Are the rights and remedies available to parties in the Dryject agreement considered cumulative or alternative?
Dryject Franchise · 2025 FDDAnswer from 2025 FDD Document
39. REMEDIES CUMULATIVE
All rights and remedies of the parties hereto shall be cumulative and not alternative, in addition to and not exclusive of any other rights or remedies which are provided for in this Agreement or which may be available at law or in equity in case of any actual or threatened breach, failure or default of any term, provision or condition of this Agreement or any other agreement between You and Us or Our affiliates. The rights and remedies of the parties under this Agreement shall be continuing and may be exercised at any time or from time to time. The expiration, earlier termination, or exercise of Our rights pursuant to Section 32 of this Agreement shall not discharge or release You from any liability or obligation then accrued, or any liability or obligation continuing beyond, or arising out of, the expiration, the earlier termination, or the exercise of such rights under this Agreement.
40. LIMITATIONS OF CLAIMS
Except with regard to Your obligation to pay Us and Our affiliates Royalty Service Fees, Marketing Fund Fees and other fees or payments of every nature and kind due from You pursuant to this Agreement or otherwise, any claims between the parties must be commenced within one (1) year from the date on which the party asserting the claim knew or should have known of the facts giving rise to the claim or such claim shall be barred. The parties understand that this time limit might be shorter than otherwise allowed by law. You agree that the sole recourse for claims arising between the parties shall be against Us or Our successors and assigns. You agree that Our shareholders, members, managers, directors, officers, employees and agents and Our affiliates shall not be personally liable nor named as a party in any action between Franchisee and Franchisor. You and We further agree that, in connection with any such proceeding, each must submit or file any claim which would constitute a compulsory counterclaim (as defined by Rule 13 of the Federal Rules of Civil Procedure) within the same proceeding as the claim to which it relates. Any such claim that is not submitted or filed as described above shall be forever barred. The parties agree that any proceeding will be conducted on an individual, not a class-wide, basis and that a proceeding between You and Us may not be consolidated with another proceeding between Us and any other person or entity. No previous course of dealing shall be admissible to
Source: Item 8 — BUSINESS RELATIONSHIP (FDD pages 68–229)

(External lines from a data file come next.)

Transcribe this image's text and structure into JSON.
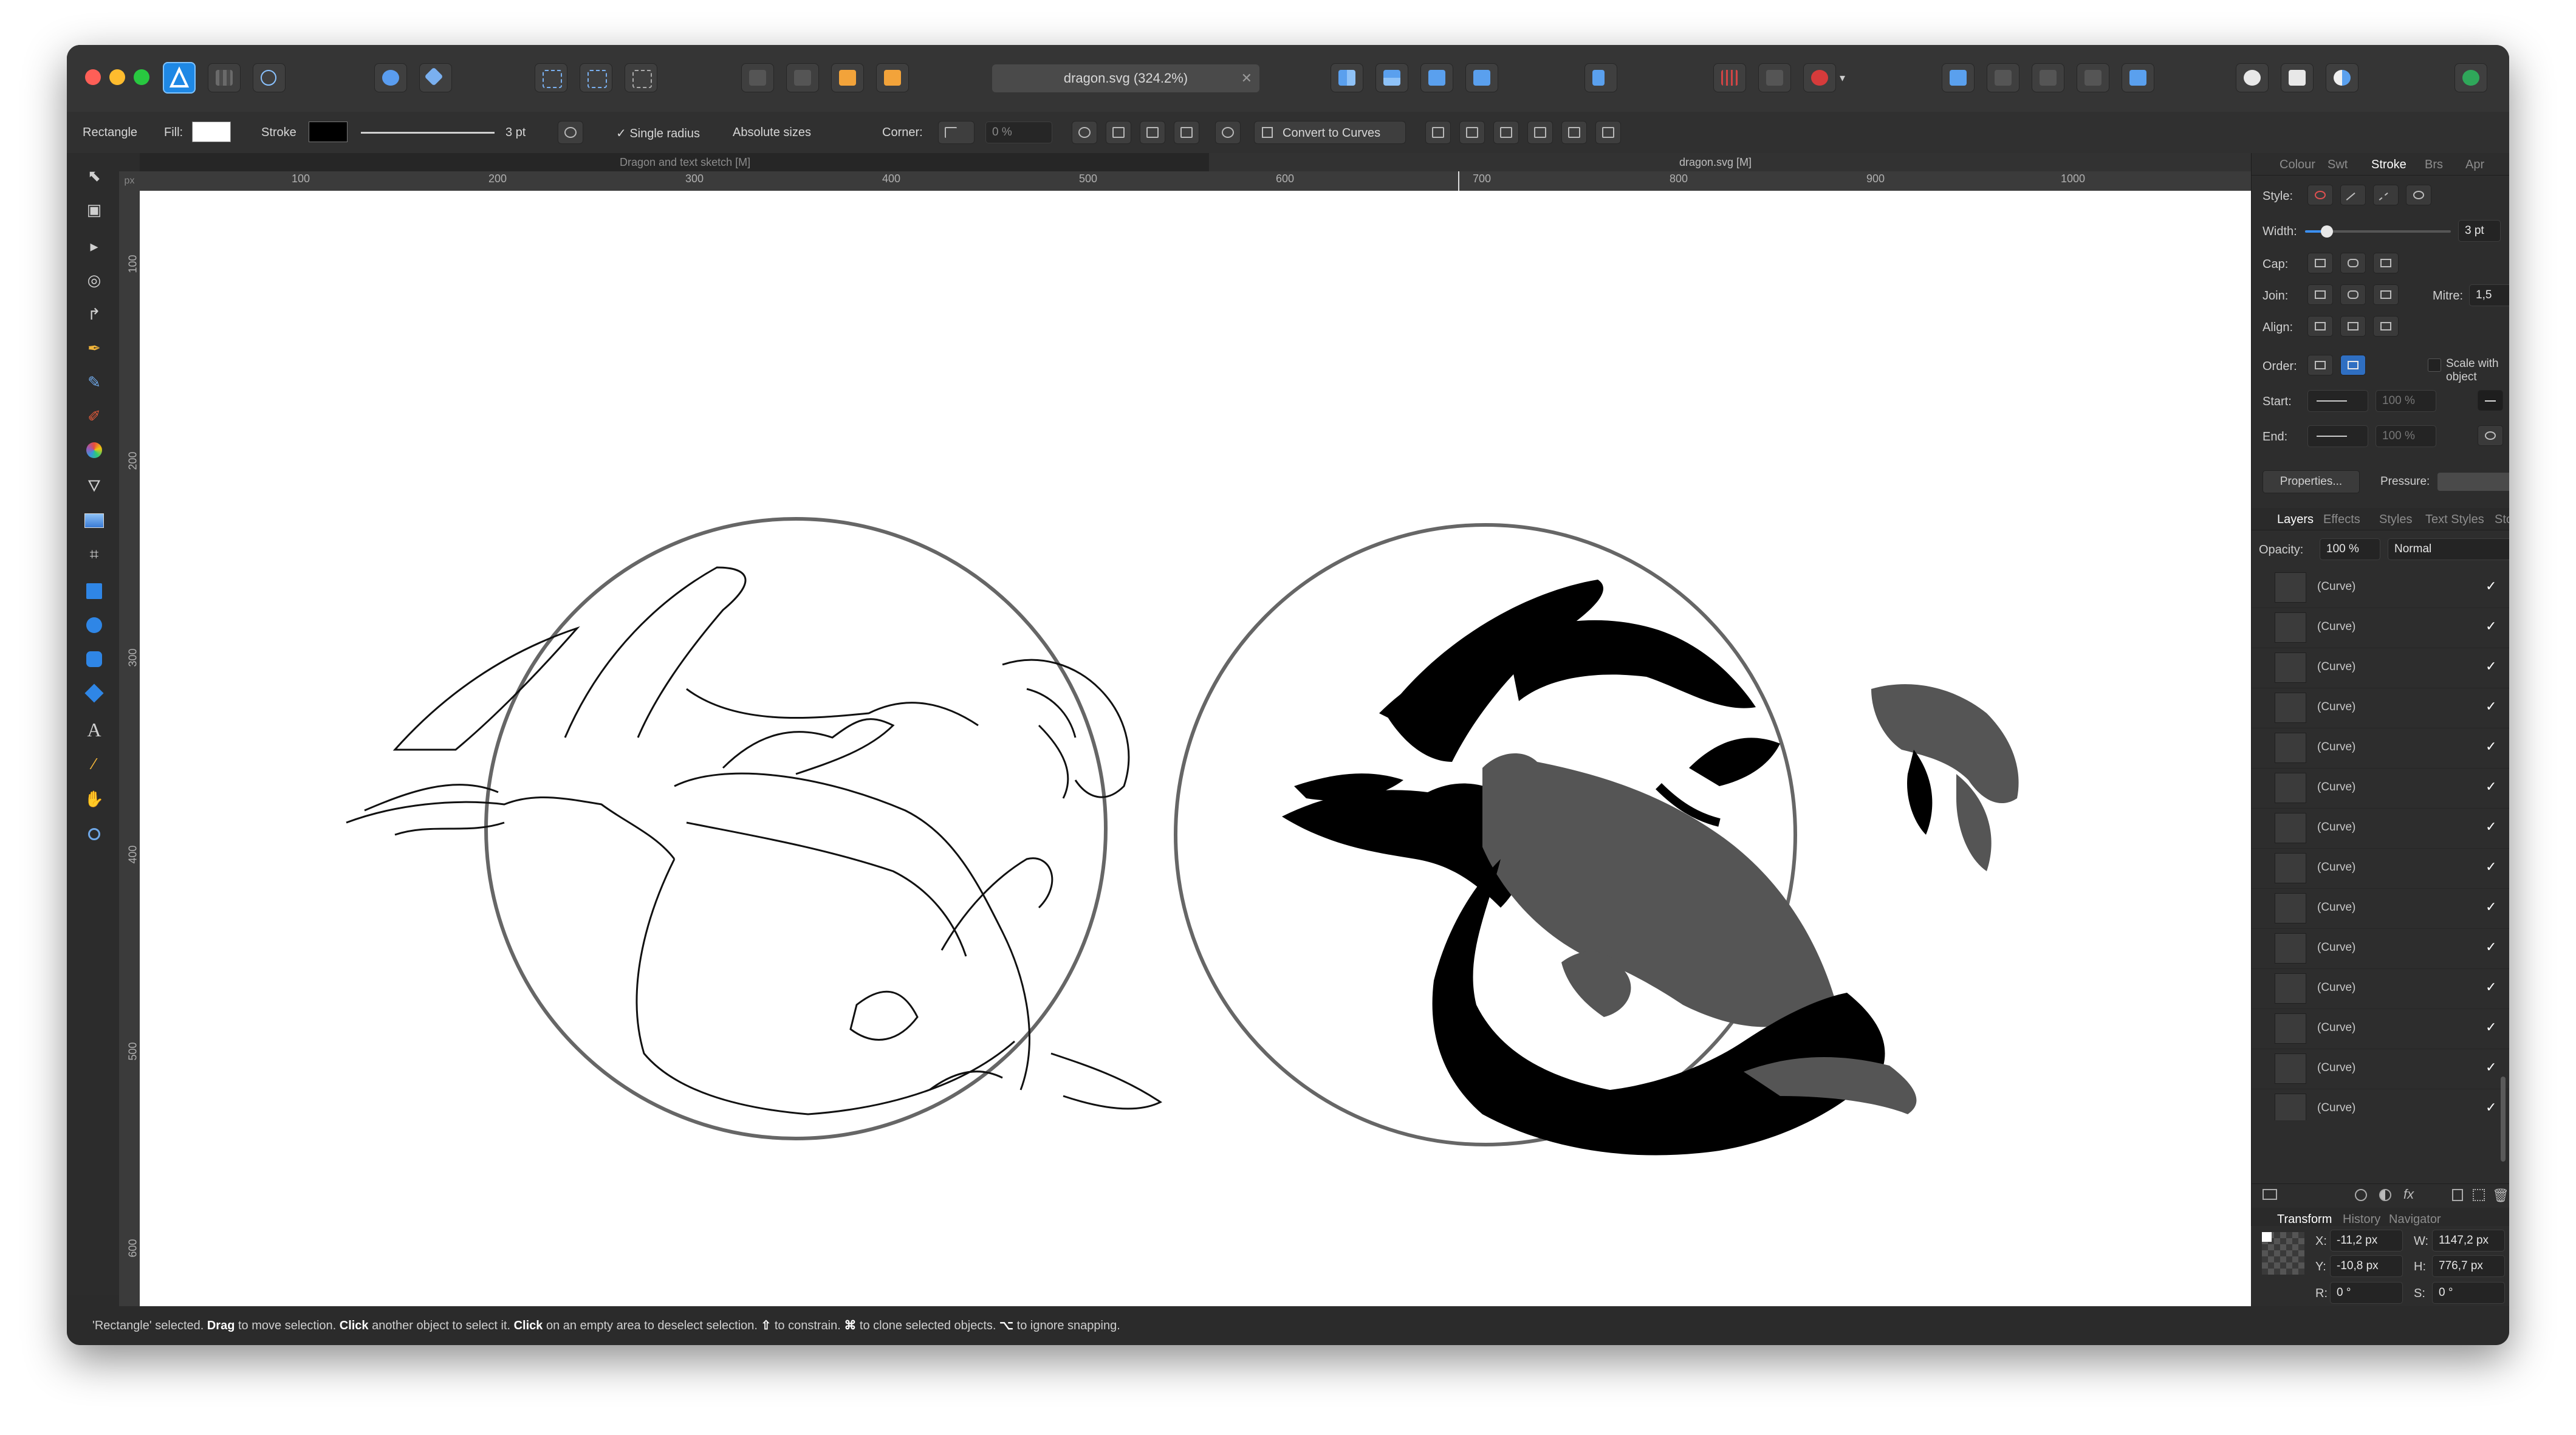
{
  "document": {
    "tab_title": "dragon.svg (324.2%)",
    "tab_close": "✕"
  },
  "context_toolbar": {
    "tool_name": "Rectangle",
    "fill_label": "Fill:",
    "stroke_label": "Stroke",
    "stroke_width": "3 pt",
    "single_radius": "✓ Single radius",
    "absolute_sizes": "Absolute sizes",
    "corner_label": "Corner:",
    "corner_value": "0 %",
    "convert_label": "Convert to Curves",
    "colors": {
      "fill": "#ffffff",
      "stroke": "#000000"
    }
  },
  "subtabs": [
    "Dragon and text sketch [M]",
    "dragon.svg [M]"
  ],
  "rulers": {
    "unit": "px",
    "h_ticks": [
      "100",
      "200",
      "300",
      "400",
      "500",
      "600",
      "700",
      "800",
      "900",
      "1000"
    ],
    "v_ticks": [
      "100",
      "200",
      "300",
      "400",
      "500",
      "600"
    ]
  },
  "tools": [
    "move-icon",
    "artboard-icon",
    "node-icon",
    "point-transform-icon",
    "corner-icon",
    "pen-icon",
    "pencil-icon",
    "vector-brush-icon",
    "fill-icon",
    "transparency-icon",
    "place-image-icon",
    "crop-icon",
    "rectangle-icon",
    "ellipse-icon",
    "rounded-rectangle-icon",
    "shape-icon",
    "artistic-text-icon",
    "color-picker-icon",
    "hand-icon",
    "zoom-icon"
  ],
  "stroke_panel": {
    "tabs": [
      "Colour",
      "Swt",
      "Stroke",
      "Brs",
      "Apr"
    ],
    "active": "Stroke",
    "style_label": "Style:",
    "width_label": "Width:",
    "width_value": "3 pt",
    "width_level": 0.15,
    "cap_label": "Cap:",
    "join_label": "Join:",
    "mitre_label": "Mitre:",
    "mitre_value": "1,5",
    "align_label": "Align:",
    "order_label": "Order:",
    "scale_label": "Scale with object",
    "start_label": "Start:",
    "end_label": "End:",
    "start_pct": "100 %",
    "end_pct": "100 %",
    "properties_btn": "Properties...",
    "pressure_label": "Pressure:"
  },
  "layers_panel": {
    "tabs": [
      "Layers",
      "Effects",
      "Styles",
      "Text Styles",
      "Stock"
    ],
    "active": "Layers",
    "opacity_label": "Opacity:",
    "opacity_value": "100 %",
    "blend_mode": "Normal",
    "items": [
      {
        "name": "(Curve)",
        "visible": "✓"
      },
      {
        "name": "(Curve)",
        "visible": "✓"
      },
      {
        "name": "(Curve)",
        "visible": "✓"
      },
      {
        "name": "(Curve)",
        "visible": "✓"
      },
      {
        "name": "(Curve)",
        "visible": "✓"
      },
      {
        "name": "(Curve)",
        "visible": "✓"
      },
      {
        "name": "(Curve)",
        "visible": "✓"
      },
      {
        "name": "(Curve)",
        "visible": "✓"
      },
      {
        "name": "(Curve)",
        "visible": "✓"
      },
      {
        "name": "(Curve)",
        "visible": "✓"
      },
      {
        "name": "(Curve)",
        "visible": "✓"
      },
      {
        "name": "(Curve)",
        "visible": "✓"
      },
      {
        "name": "(Curve)",
        "visible": "✓"
      },
      {
        "name": "(Curve)",
        "visible": "✓"
      }
    ]
  },
  "transform_panel": {
    "tabs": [
      "Transform",
      "History",
      "Navigator"
    ],
    "active": "Transform",
    "x_label": "X:",
    "x": "-11,2 px",
    "y_label": "Y:",
    "y": "-10,8 px",
    "w_label": "W:",
    "w": "1147,2 px",
    "h_label": "H:",
    "h": "776,7 px",
    "r_label": "R:",
    "r": "0 °",
    "s_label": "S:",
    "s": "0 °"
  },
  "status": {
    "p1": "'Rectangle' selected. ",
    "b1": "Drag",
    "p2": " to move selection. ",
    "b2": "Click",
    "p3": " another object to select it. ",
    "b3": "Click",
    "p4": " on an empty area to deselect selection. ",
    "b4": "⇧",
    "p5": " to constrain. ",
    "b5": "⌘",
    "p6": " to clone selected objects. ",
    "b6": "⌥",
    "p7": " to ignore snapping."
  }
}
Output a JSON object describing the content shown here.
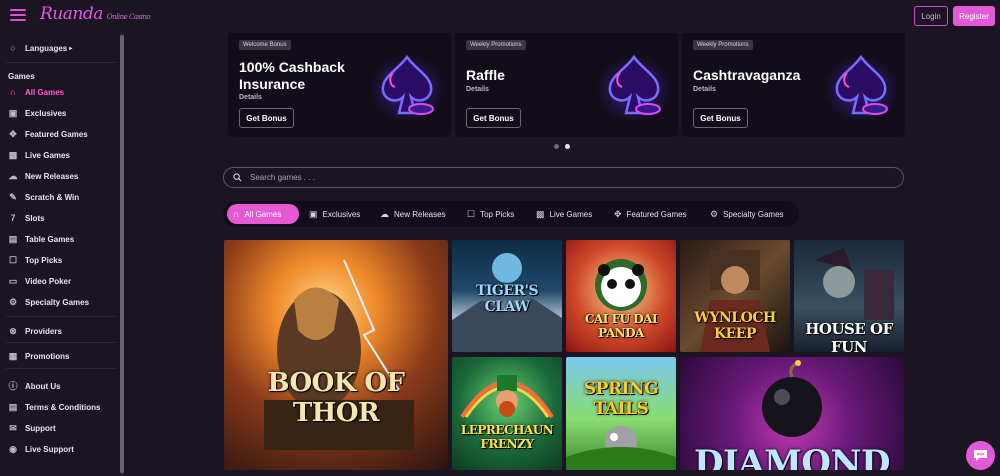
{
  "header": {
    "logo_text": "Ruanda",
    "logo_subtext": "Online Casino",
    "login_label": "Login",
    "register_label": "Register"
  },
  "sidebar": {
    "languages_label": "Languages",
    "games_heading": "Games",
    "game_items": [
      {
        "label": "All Games",
        "icon": "horseshoe-icon",
        "active": true
      },
      {
        "label": "Exclusives",
        "icon": "exclusive-icon"
      },
      {
        "label": "Featured Games",
        "icon": "puzzle-icon"
      },
      {
        "label": "Live Games",
        "icon": "live-icon"
      },
      {
        "label": "New Releases",
        "icon": "new-icon"
      },
      {
        "label": "Scratch & Win",
        "icon": "scratch-icon"
      },
      {
        "label": "Slots",
        "icon": "slots-icon"
      },
      {
        "label": "Table Games",
        "icon": "table-icon"
      },
      {
        "label": "Top Picks",
        "icon": "trophy-icon"
      },
      {
        "label": "Video Poker",
        "icon": "poker-icon"
      },
      {
        "label": "Specialty Games",
        "icon": "gear-icon"
      }
    ],
    "providers_label": "Providers",
    "promotions_label": "Promotions",
    "footer_items": [
      {
        "label": "About Us",
        "icon": "info-icon"
      },
      {
        "label": "Terms & Conditions",
        "icon": "document-icon"
      },
      {
        "label": "Support",
        "icon": "support-icon"
      },
      {
        "label": "Live Support",
        "icon": "chat-icon"
      }
    ]
  },
  "promos": [
    {
      "tag": "Welcome Bonus",
      "title_line1": "100% Cashback",
      "title_line2": "Insurance",
      "details": "Details",
      "button": "Get Bonus"
    },
    {
      "tag": "Weekly Promotions",
      "title_line1": "Raffle",
      "details": "Details",
      "button": "Get Bonus"
    },
    {
      "tag": "Weekly Promotions",
      "title_line1": "Cashtravaganza",
      "details": "Details",
      "button": "Get Bonus"
    }
  ],
  "carousel": {
    "dot_count": 2,
    "active_index": 1
  },
  "search": {
    "placeholder": "Search games . . ."
  },
  "tabs": [
    {
      "label": "All Games",
      "icon": "horseshoe-icon",
      "active": true
    },
    {
      "label": "Exclusives",
      "icon": "exclusive-icon"
    },
    {
      "label": "New Releases",
      "icon": "new-icon"
    },
    {
      "label": "Top Picks",
      "icon": "trophy-icon"
    },
    {
      "label": "Live Games",
      "icon": "live-icon"
    },
    {
      "label": "Featured Games",
      "icon": "puzzle-icon"
    },
    {
      "label": "Specialty Games",
      "icon": "gear-icon"
    }
  ],
  "games": [
    {
      "title": "BOOK OF THOR"
    },
    {
      "title": "TIGER'S CLAW"
    },
    {
      "title": "CAI FU DAI PANDA"
    },
    {
      "title": "WYNLOCH KEEP"
    },
    {
      "title": "HOUSE OF FUN"
    },
    {
      "title": "LEPRECHAUN FRENZY"
    },
    {
      "title": "SPRING TAILS"
    },
    {
      "title": "DIAMOND"
    }
  ],
  "colors": {
    "accent": "#e25ad6",
    "background": "#1a1423",
    "card": "#120d19"
  }
}
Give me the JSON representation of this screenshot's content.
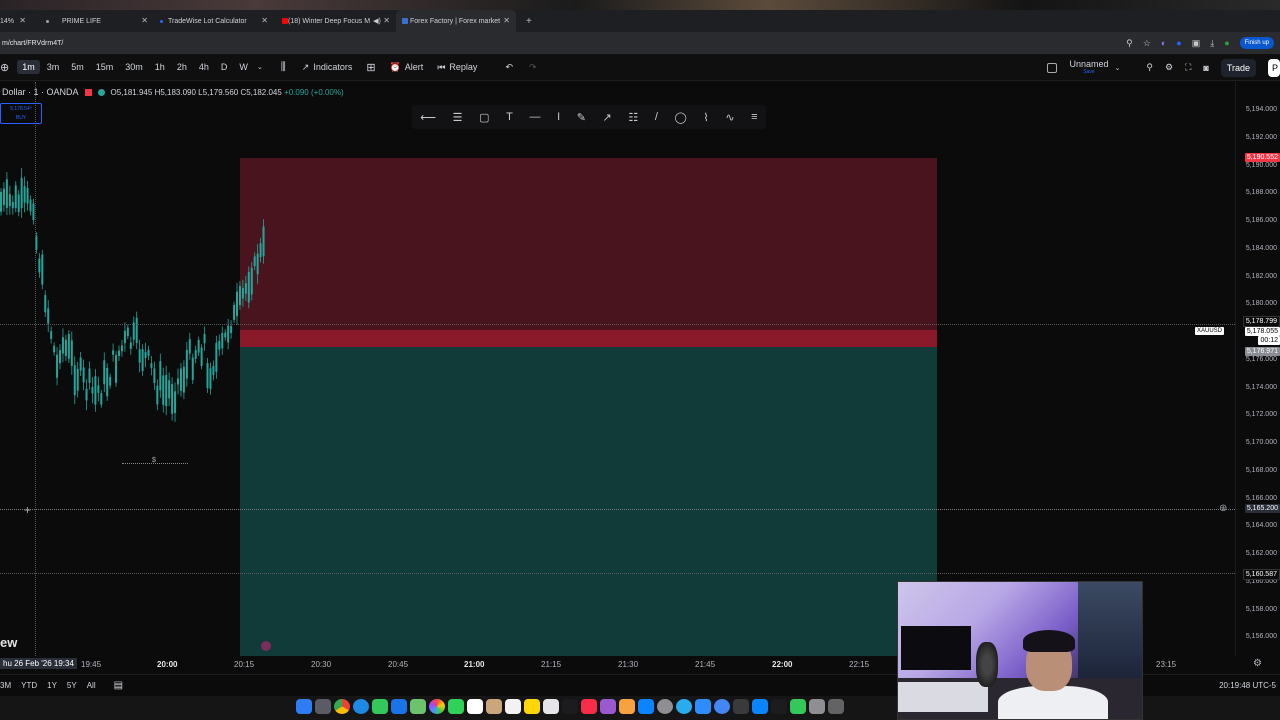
{
  "browser": {
    "tabs": [
      {
        "label": "14%",
        "color": "#9aa0a6"
      },
      {
        "label": "PRIME LIFE",
        "color": "#9aa0a6"
      },
      {
        "label": "TradeWise Lot Calculator",
        "color": "#2962ff"
      },
      {
        "label": "(18) Winter Deep Focus M",
        "color": "#ff0000"
      },
      {
        "label": "Forex Factory | Forex market",
        "color": "#3b6fd1"
      }
    ],
    "new_tab": "+",
    "url": "m/chart/FRVdrm4T/",
    "finish_update": "Finish up"
  },
  "toolbar": {
    "timeframes": [
      "1m",
      "3m",
      "5m",
      "15m",
      "30m",
      "1h",
      "2h",
      "4h",
      "D",
      "W"
    ],
    "active_timeframe": "1m",
    "indicators": "Indicators",
    "alert": "Alert",
    "replay": "Replay",
    "layout_name": "Unnamed",
    "layout_status": "Save",
    "trade": "Trade",
    "publish": "P"
  },
  "legend": {
    "symbol": "Dollar · 1 · OANDA",
    "open": "O5,181.945",
    "high": "H5,183.090",
    "low": "L5,179.560",
    "close": "C5,182.045",
    "change": "+0.090 (+0.00%)"
  },
  "order_box": {
    "price": "5,178.54⁰",
    "side": "BUY"
  },
  "price_scale": {
    "ticks": [
      "5,194.000",
      "5,192.000",
      "5,190.000",
      "5,188.000",
      "5,186.000",
      "5,184.000",
      "5,182.000",
      "5,180.000",
      "5,178.000",
      "5,176.000",
      "5,174.000",
      "5,172.000",
      "5,170.000",
      "5,168.000",
      "5,166.000",
      "5,164.000",
      "5,162.000",
      "5,160.000",
      "5,158.000",
      "5,156.000"
    ],
    "stop_label": "5,190.552",
    "price_label_1": "5,178.799",
    "last_price": "5,178.055",
    "countdown": "00:12",
    "entry_label": "5,176.971",
    "crosshair_price": "5,165.200",
    "target_label": "5,160.587",
    "symbol_tag": "XAUUSD"
  },
  "time_scale": {
    "cursor": "hu 26 Feb '26   19:34",
    "ticks": [
      {
        "label": "19:45",
        "bold": false
      },
      {
        "label": "20:00",
        "bold": true
      },
      {
        "label": "20:15",
        "bold": false
      },
      {
        "label": "20:30",
        "bold": false
      },
      {
        "label": "20:45",
        "bold": false
      },
      {
        "label": "21:00",
        "bold": true
      },
      {
        "label": "21:15",
        "bold": false
      },
      {
        "label": "21:30",
        "bold": false
      },
      {
        "label": "21:45",
        "bold": false
      },
      {
        "label": "22:00",
        "bold": true
      },
      {
        "label": "22:15",
        "bold": false
      },
      {
        "label": "23:15",
        "bold": false
      }
    ]
  },
  "bottom": {
    "ranges": [
      "3M",
      "YTD",
      "1Y",
      "5Y",
      "All"
    ],
    "clock": "20:19:48 UTC-5"
  },
  "logo_text": "ew",
  "drawing_marker": "$",
  "colors": {
    "up": "#26a69a",
    "stop_zone": "#4a141e",
    "target_zone": "#103b38",
    "price_red": "#f23645"
  }
}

What This Means (2025 FDD)
According to Dryject's 2025 Franchise Disclosure Document, the rights and remedies available to both parties are cumulative and not alternative. This means that Dryject and its franchisees have multiple avenues for recourse in case of a breach or default, and pursuing one remedy does not prevent them from seeking others.
This provision is highly favorable for both Dryject and its franchisees, as it provides flexibility in addressing potential issues. For instance, if a franchisee fails to meet certain performance standards, Dryject could pursue termination of the agreement while also seeking damages for any financial losses incurred. Similarly, a franchisee could pursue legal action for breach of contract while simultaneously seeking to negotiate a resolution with Dryject.
The agreement specifies that these cumulative rights and remedies are in addition to, and not exclusive of, any other rights or remedies available at law or in equity. This ensures that all available legal options remain open to both parties. The rights and remedies are continuing and may be exercised at any time or from time to time. The expiration or termination of the agreement does not release either party from liabilities or obligations that have already accrued or that continue beyond the termination date.
However, there is a limitation on claims. Except for the franchisee's obligation to pay royalties, service fees, marketing fund fees, and other payments, any claims between the parties must be commenced within one year from the date the party knew or should have known about the facts giving rise to the claim. This timeframe might be shorter than otherwise allowed by law. The agreement also specifies that recourse for claims is solely against Dryject, and not against its shareholders, members, managers, directors, officers, employees, agents, or affiliates.